Two of three dinguses. Usually I do three separate walks, as I don't have one of them well behaved dogs like on TV who don't pull me down the street. Tsunami only pants after a good walk.
 Tuesday I did what felt like a thousand squats, lunges, deadlifts and ran more than I'd like to in an hour, and now I'm walking like a have a stick up my butt. It's almost enough to call for a gym break, but I'll keep on keepin' on.


Word.

Wednesday, May 15, 2013

The New Version Of Me

“I am old, Gandalf. I don't look it, but I am beginning to feel it in my heart of hearts. Well-preserved indeed! Why, I feel all thin, sort of stretched, if you know what I mean: like butter that has been scraped over too much bread. That can't be right. I need a change, or something.” -Bilbo Baggins


Losing weight is hard.

The toughest part about that statement is that I already did it once.



Me at my heaviest :(
  

I hit a maximum of 218 lbs. before I realized that I had a huge problem with my weight and I had to do something to change it. So I did. With the motivation from my friends, the people at the gym,  and my co-workers, (mostly catty motivation from the co-workers, like temptation with homemade chocolate cake that my competition would bring but refuse to eat) I dropped down to 148 lbs, my lowest weight EVER.

Me at my lightest! :)

Then I got tired. Tired of eating the right things. Tired of working out. Relationships happened and failed and I got depressed. So the weight piled back on...

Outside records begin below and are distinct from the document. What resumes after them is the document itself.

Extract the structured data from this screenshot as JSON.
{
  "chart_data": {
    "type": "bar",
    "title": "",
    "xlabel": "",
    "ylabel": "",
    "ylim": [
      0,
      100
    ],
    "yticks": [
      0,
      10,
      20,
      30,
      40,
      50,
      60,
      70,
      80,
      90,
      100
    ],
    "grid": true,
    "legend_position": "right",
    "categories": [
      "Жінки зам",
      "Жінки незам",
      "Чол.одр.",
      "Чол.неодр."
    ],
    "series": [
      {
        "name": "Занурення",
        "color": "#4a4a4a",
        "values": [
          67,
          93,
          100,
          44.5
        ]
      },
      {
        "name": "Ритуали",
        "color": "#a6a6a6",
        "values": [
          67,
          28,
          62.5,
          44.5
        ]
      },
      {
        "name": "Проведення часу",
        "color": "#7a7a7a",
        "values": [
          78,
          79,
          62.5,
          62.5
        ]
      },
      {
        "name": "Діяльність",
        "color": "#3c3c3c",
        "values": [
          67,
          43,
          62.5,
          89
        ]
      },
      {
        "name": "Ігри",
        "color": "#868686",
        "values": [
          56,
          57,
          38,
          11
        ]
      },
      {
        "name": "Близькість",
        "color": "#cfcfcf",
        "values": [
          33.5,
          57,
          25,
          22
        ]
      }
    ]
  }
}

Can you imagine the disappointment I felt after stepping back on the scale and realizing that I've put on over 50 lbs of FAT in the last two years?? I don't know if I've developed issues from gaining the weight  back so fast, but there are a few things that I've used as reasons/excuses not to work out for over a year. And I would eat whatever I wanted, as much as I wanted.

I used ignore whatever pain or ailment I developed when I had a goal before. At 30 years old it's time to stop making excuses and make the changes that I need to...no...WILL continue for the rest of my life. No more negativity. I will do this for me.

This is the beginning of my journey. To fitness. To transformation (inside and out). To sanity. To lucidy. And it starts today.